こちらの暖突が最も大きいものですが非常に消費電力が大きい.
■爬虫類の温度管理と保温器具
■紫外線
リクガメは紫外線UVBを浴びることで体内でビタミンD3を作り,腸からカルシウムを吸収し甲羅を形成します.
ケージ内には紫外線ランプを設置し,気温が低くない夏季などには日光浴させてあげるといいでしょう.
窓際でも良いのですが,UVBは窓ガラスを透過しませんので注意してください.
ただし真夏の猛暑日などは日陰を好むカメですので,強すぎる日差しには当てないほうがいいかもしれません.熱中症には注意が必要です.
■爬虫類の紫外線について
■庭での放し飼いについて
大きくなると屋外で放し飼いしている飼い主さんも多いようですが,カメとはいえ意外と足が速く,脱走してしまうこともあるそうです.
屋外で飼育している方で,庭の道具小屋をカメの部屋にしていて,最初に連れてきたときから自分でそこを寝場所と決めたらしく就寝時はその中に入るそうです.
意外と縄張り意識が強かったりもするのかもしれませんが不明です.
またリクガメの排泄物,特におしっこの量はかなり多いらしく室内での放し飼いだと掃除が大変だそうですが,庭などでの飼育ならその点は楽にできるといえるでしょう.
ただし屋外での放し飼いでは適温にすることが困難です.
動物園などでも,屋外で放すのは夏場のみで冬場は温室内で飼育しているので一般家庭で庭での放し飼いは温度調節が相当大変なのではないかと思います.
3.エサ
基本的に草食性なので野草や花,果実などを食べますが,野生下ではカニや魚などの動物の死骸や糞を食べることもあります.

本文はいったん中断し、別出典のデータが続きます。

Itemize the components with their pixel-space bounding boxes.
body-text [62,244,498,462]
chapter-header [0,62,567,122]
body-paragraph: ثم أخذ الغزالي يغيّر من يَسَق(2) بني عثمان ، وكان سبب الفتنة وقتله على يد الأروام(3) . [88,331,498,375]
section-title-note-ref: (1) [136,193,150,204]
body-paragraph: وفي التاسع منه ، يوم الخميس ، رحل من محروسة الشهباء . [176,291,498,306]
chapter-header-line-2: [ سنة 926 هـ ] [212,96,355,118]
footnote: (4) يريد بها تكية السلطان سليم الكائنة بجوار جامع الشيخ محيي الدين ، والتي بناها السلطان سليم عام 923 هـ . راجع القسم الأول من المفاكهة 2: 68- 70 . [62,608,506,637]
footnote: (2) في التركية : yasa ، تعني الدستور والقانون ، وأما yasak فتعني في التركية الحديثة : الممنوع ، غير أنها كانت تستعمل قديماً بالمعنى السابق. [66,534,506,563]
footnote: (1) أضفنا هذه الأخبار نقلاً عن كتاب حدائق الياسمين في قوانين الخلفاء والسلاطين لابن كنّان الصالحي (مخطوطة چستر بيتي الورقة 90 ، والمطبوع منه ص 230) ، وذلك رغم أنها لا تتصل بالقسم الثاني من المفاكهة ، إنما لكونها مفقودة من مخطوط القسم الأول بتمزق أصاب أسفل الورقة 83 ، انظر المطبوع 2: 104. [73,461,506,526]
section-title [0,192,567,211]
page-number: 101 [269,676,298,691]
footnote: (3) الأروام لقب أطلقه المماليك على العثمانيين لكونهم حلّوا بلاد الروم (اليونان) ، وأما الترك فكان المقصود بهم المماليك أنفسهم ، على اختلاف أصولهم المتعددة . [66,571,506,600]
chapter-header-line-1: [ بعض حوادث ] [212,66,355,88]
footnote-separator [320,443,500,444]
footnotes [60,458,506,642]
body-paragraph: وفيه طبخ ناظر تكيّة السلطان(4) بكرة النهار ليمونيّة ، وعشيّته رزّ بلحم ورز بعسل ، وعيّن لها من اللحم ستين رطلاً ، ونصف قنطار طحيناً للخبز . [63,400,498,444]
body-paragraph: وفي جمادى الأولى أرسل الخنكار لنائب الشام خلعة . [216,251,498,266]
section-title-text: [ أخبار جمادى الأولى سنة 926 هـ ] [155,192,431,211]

低タンパクでカルシウム含有の多い葉野菜が適しているので,タンポポ,オオバコ,シロツメクサ,ヨモギなどの野草や,とげのないサボテンなど多肉植物を与えます.
果物ではりんごやバナナなども食べるようですが,野生のアルダブラゾウガメが食べることのない食材ですので,与えすぎないほうが無難です.
【注意点】
・夜間に餌を与えると消化不良を起こすことがあるので,日中に与えるようにします.
・野菜などは冷蔵庫から出してすぐ与えるのではなく,必ず常温に戻してから与えます.
幼体時は成長期なので甲羅の成長に必要なカルシウムを多く含む葉野菜,小松菜,青梗菜,大根やカブの葉などを中心に与えます.
ただし,カルシウムの吸収を妨げるシュウ酸を含むほうれん草などは与えないようにしましょう.
ニンジンなども好んで食べますし,個体差はありますが,色味があるものを好むものが多い傾向があります.
成長し,ある程度の大きさになったら葉野菜のほか,サツマイモ,にんじん,キャベツなども食べさせてみましょう.
かなりの大食いですので餌代は結構かかります…
■爬虫類の餌代について
4.慣れる?飼育における覚悟
爬虫類は一般的に群れで行動しないため人とコミュニケーションをとったり,懐くということはありません.
■モニターの慣らし方
餌をくれる飼育者を「敵」ではないと認識し,寄ってきたり後追いをすることはありますので,懐くというより慣れると表現した方がしっくりくると個人的には思っています.
ところがこのアルダブラゾウガメは群れをなして行動する上に知能が高く,小動物並みに懐くことがあるとも言われています.
ただし飼育するとなるとサイズは1m以上重量は200㎏以上と桁違いの大きさに成長しますので,重量に耐えられる,広いスペースが必要です.
そして温度管理が重要なので,電気代も相当なものになるでしょう.
(販売価格もそうですが,維持費も大変)
また寿命が非常に長いことを考えると,飼育者よりも長生きする可能性が非常に高く,一般家庭で一人で飼育することは厳しいと考えています.
ある意味では資産を残す様なものですが…
5.まとめ
いかがでしたでしょうか?
【アルダブラゾウガメの飼育・飼育環境】
爬虫類には珍しくコミュニケーションをとろうとするカメですが,その大きさや寿命,飼育環境などを考えると家庭での飼育は困難になることが予測できます.
また,万が一病気にでもなったら専門医も少ないうえ,移動が大変です.
価格的にもそうですが,相当な覚悟を持って飼育する必要があり,ある意味絵は特定動物よりも大変かもしれません.